62 thoughts on “The Memindex Method: an early precursor of the Memex, Hipster PDA, 43 Folders, GTD, BaSB, and Bullet Journal systems”

  1. Amazing. I always love seeing these old ads and realizing that things haven’t changed much. Everyone is trying to find ways to be more efficient with their time, and a lot of that is often misplacing the focus on doing more work. I like that I see a lot of BuJoers less focused on getting more done, and more focused on personal improvement.

    Very cool. Thanks for sharing your find!

  2. This is cool and interesting. The only thing I wonder is if you find it hard to look back and find notes you need? I use my Bujo for a lot of record keeping, and it seems like things would be harder to flip back and find when on index cards…

  3. Omg this is genius!!

    Is there anything you didn’t like about it? Would you like to change something?

    How do you feel about archiving or finding information?

    Also great questions in the other comments!

  4. Very inspiring, very cool. THere’s something about the separate-ness of having an index card to jot down what you need that day, almost like being in the moment. I’ll often keep one clipped to the front cover of my BuJo as a reminder/checklist which makes me think why am I carrying around this notebook when the card and the pen are all I need. Thanks for sharing this!

  5. I love this idea, and I can’t believe I never thought of it before. I end up getting overwhelmed with a big empty page, but hate tiny notebooks. A tiny index card tho. Easy to write on, easy to toss if I make a mistake. If I space on a day it doesn’t ruin the notebook for having blank pages of I predate cards etc.

    Plus, best of all, it gives me an excuse to look into getting a card catalog cabinet cause I’ve always loved those when I went to the library as a kid

  6. I did something like this. It’s kind of boju meets second brain. My life is extremely project heavy.

    My work project box looks and works pretty much like the original image.

    My personal cards are vertical. It’s a trade off.

    Pros to vertical:

    They work well with a “Field Notes” notebook as a place to capture an index/ goals/do last/ want to research lists, etc as a traditional, if tiny, boju.

    The vertical 3×5 cards fit in a clear pocket protector as a mode of transportation, (although I often just clip the day’s cards to the front of the field notes notebook). The whole works fits into a cargo pocket in my slacks.

    Vertical cards lay out nicely on my desk as a task list with the top line of each project card showing.

    Cons: not a lot of pre-made resources exist for a vertical system. I’ve adapted.

    I mostly use sticky tabs instead of pre-made dividers. Otherwise, my task/project cards are pretty much set up like Memidex/ Side Track Home Executives/ 43 Folders. I’m using a tall 4×6 card storage (Globe-Weis) box and have two rows of 3×5 cards side by side.

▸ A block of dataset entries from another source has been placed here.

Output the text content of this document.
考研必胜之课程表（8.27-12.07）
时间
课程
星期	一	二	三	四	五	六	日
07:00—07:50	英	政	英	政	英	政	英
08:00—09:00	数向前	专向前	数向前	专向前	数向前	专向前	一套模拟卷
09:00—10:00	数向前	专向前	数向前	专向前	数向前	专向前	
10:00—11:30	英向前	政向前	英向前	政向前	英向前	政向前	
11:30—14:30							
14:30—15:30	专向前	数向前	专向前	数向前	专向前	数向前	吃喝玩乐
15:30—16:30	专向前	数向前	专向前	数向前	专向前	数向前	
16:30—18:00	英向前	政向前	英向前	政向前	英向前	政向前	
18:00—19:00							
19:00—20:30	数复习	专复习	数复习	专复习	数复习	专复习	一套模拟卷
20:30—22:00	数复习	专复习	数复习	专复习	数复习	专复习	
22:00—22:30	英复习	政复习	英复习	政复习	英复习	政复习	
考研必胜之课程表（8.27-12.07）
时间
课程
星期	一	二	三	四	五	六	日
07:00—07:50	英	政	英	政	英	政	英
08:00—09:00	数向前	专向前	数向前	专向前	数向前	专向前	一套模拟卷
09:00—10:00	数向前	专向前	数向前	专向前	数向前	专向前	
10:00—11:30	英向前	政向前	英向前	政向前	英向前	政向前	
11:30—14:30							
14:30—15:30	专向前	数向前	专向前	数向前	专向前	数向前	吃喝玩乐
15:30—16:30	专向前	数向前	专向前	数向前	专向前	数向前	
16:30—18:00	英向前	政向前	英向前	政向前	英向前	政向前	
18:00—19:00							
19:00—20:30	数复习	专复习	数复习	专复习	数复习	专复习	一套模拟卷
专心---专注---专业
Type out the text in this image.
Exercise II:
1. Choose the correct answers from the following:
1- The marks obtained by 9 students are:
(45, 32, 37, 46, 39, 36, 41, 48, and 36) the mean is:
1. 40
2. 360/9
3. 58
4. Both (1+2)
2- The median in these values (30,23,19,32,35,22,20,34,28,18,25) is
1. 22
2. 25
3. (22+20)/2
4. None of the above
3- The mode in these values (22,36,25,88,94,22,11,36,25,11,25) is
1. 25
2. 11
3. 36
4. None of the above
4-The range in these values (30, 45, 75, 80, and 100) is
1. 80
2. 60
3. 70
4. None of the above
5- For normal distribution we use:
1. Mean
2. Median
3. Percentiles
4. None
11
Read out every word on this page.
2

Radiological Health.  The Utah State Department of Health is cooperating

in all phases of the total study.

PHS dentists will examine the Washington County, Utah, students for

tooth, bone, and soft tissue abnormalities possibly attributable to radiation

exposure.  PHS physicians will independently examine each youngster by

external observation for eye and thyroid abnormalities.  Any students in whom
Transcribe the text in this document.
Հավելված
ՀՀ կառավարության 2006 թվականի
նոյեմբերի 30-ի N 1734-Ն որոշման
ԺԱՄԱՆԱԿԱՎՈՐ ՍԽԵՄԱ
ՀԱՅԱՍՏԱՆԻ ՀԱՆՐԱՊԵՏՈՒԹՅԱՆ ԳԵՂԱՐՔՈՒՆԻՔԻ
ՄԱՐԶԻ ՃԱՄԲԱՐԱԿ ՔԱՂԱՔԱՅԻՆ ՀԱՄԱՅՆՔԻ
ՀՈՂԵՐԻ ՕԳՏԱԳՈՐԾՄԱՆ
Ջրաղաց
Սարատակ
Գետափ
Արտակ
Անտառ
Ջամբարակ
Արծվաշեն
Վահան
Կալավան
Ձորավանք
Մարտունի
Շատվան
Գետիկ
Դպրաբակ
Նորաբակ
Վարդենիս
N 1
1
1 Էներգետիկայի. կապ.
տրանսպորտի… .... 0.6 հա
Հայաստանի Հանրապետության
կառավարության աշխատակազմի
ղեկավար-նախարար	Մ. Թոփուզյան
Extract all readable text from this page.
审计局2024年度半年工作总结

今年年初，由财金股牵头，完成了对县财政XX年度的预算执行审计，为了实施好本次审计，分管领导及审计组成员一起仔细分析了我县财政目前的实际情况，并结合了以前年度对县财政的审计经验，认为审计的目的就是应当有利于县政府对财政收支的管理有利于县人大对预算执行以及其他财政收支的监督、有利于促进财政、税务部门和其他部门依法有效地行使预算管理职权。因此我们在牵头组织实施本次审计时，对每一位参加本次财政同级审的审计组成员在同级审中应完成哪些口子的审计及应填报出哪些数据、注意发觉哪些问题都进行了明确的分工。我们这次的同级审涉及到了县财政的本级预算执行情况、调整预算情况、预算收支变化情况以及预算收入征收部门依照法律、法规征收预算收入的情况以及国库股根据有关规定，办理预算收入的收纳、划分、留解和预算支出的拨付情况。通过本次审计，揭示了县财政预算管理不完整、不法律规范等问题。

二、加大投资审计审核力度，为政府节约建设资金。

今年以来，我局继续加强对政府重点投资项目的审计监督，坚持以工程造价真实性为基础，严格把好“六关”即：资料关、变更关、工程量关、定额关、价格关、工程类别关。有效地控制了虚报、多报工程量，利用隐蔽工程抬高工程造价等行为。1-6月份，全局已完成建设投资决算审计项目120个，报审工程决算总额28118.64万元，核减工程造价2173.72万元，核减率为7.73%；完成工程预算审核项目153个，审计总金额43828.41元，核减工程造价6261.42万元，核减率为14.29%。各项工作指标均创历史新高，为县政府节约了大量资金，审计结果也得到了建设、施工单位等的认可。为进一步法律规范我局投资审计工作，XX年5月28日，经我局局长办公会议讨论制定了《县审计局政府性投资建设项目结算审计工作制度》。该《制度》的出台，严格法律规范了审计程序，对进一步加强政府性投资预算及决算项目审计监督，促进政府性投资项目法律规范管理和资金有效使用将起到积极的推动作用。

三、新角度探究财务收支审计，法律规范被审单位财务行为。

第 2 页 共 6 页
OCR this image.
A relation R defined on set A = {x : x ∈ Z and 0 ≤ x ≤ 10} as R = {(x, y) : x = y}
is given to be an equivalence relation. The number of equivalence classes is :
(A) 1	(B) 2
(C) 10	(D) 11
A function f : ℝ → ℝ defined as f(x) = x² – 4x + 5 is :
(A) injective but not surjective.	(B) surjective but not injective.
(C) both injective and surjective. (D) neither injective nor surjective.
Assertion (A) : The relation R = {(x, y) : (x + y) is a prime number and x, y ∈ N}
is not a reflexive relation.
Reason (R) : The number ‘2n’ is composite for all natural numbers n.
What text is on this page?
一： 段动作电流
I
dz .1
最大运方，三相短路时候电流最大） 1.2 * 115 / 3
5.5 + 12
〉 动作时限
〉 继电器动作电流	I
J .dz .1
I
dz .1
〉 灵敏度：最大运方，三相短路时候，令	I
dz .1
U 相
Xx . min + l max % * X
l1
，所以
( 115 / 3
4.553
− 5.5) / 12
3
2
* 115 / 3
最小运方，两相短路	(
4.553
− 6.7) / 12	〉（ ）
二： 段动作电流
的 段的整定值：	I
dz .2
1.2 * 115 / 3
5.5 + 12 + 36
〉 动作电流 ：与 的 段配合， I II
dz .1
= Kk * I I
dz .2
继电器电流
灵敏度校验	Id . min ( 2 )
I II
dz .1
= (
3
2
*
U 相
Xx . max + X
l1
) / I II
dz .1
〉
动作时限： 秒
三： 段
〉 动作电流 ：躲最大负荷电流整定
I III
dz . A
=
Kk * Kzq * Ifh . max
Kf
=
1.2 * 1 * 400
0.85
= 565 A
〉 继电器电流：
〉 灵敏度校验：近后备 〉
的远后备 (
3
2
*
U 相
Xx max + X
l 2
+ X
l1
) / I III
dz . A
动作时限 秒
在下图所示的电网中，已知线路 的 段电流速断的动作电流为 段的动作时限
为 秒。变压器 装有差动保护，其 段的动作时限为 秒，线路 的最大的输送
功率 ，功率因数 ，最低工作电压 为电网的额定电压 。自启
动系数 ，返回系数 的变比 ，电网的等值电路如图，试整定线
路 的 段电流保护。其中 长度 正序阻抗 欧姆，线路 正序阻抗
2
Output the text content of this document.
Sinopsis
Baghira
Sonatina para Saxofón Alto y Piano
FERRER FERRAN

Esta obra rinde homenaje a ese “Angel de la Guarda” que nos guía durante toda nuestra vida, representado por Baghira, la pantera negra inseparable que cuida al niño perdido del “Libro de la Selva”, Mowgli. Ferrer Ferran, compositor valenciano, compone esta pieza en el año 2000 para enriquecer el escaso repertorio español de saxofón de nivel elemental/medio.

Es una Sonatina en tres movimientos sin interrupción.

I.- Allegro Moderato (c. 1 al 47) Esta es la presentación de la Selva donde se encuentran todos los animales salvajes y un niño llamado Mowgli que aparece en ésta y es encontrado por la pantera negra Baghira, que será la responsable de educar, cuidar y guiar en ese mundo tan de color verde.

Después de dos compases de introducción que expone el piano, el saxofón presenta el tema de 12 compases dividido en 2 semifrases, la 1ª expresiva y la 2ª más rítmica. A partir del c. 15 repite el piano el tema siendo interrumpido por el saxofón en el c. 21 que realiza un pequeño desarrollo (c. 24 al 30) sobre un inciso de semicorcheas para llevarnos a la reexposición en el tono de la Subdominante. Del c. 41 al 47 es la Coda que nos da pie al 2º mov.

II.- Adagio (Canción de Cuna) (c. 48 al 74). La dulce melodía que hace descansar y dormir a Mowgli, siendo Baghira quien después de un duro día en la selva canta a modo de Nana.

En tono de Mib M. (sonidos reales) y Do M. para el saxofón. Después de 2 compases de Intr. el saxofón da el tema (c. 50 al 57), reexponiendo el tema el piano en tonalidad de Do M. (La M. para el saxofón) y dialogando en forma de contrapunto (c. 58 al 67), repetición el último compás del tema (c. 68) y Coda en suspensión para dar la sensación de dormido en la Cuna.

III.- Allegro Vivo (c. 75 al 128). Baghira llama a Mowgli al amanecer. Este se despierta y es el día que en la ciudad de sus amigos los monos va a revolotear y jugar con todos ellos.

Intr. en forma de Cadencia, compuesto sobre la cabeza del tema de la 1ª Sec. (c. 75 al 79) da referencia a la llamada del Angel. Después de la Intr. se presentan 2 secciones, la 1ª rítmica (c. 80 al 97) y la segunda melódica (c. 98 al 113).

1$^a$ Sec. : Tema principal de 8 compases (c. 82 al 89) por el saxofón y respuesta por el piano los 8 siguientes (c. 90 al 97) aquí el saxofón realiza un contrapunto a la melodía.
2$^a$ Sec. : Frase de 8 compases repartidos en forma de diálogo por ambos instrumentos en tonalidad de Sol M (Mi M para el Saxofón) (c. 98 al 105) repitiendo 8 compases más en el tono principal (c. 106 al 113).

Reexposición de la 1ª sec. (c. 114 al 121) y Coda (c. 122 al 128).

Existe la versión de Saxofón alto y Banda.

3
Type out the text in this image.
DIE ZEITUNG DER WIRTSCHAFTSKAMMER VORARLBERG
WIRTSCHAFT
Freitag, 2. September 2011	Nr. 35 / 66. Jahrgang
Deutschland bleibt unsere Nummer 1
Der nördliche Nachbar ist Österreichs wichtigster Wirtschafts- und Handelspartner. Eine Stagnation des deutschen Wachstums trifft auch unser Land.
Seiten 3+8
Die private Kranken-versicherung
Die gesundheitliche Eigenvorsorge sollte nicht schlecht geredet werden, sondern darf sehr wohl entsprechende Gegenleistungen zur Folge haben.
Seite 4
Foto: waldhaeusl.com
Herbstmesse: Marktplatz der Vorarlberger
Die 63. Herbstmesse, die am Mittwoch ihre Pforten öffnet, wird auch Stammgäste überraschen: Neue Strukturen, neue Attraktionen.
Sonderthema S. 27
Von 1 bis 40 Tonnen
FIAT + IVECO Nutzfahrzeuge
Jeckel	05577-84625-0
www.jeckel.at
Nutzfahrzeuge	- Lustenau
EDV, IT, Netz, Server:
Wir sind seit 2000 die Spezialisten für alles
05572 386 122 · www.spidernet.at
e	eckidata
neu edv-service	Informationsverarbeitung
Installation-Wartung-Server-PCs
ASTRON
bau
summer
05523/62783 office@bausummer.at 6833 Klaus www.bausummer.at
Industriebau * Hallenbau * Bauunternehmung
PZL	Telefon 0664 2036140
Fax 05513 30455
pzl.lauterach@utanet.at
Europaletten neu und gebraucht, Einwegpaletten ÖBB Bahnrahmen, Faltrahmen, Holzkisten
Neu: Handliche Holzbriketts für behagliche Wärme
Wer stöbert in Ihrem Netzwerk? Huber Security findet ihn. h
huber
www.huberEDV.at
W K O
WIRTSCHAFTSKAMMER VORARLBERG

    I’ve seen complicated ways that people index their knowledge cards. Zettelkasten, for example. I just use the Dewey Decimal System. I’m a librarian and professor, so I already know the Dewey System, but I can always quickly check to see where a subject should be filed by looking up a book on that topic in any library catalog. I just note at the bottom of the card if there are any connected notes filed elsewhere. I put book knowledge cards for fiction in 801 by author both read and to read.

    I note in my bujo index where any card is filed (knowledge or project), and if it has a status. Task cards are rarely indexed and are often written on scrap paper that is trimmed 3×5. It works. I am not researching the same information repeatedly, stuff gets done, and I have an archive of completed projects.

    My calendar is required to be digital at work, so that never figured into my system. If I have a busy day though, I write it out on a card with appointments and times in red and other reminders in pencil.

    This system has saved my sanity. I literally had so many to-do list items and projects that no digital system could really handle it. And probably some undiagnosed ADHD, so getting away from checking things on a screen has been a game-changer. 🙂

    1. Chris Aldrich says:

      You’re right, I ought to have a collected segment on this sub-topic on my own site.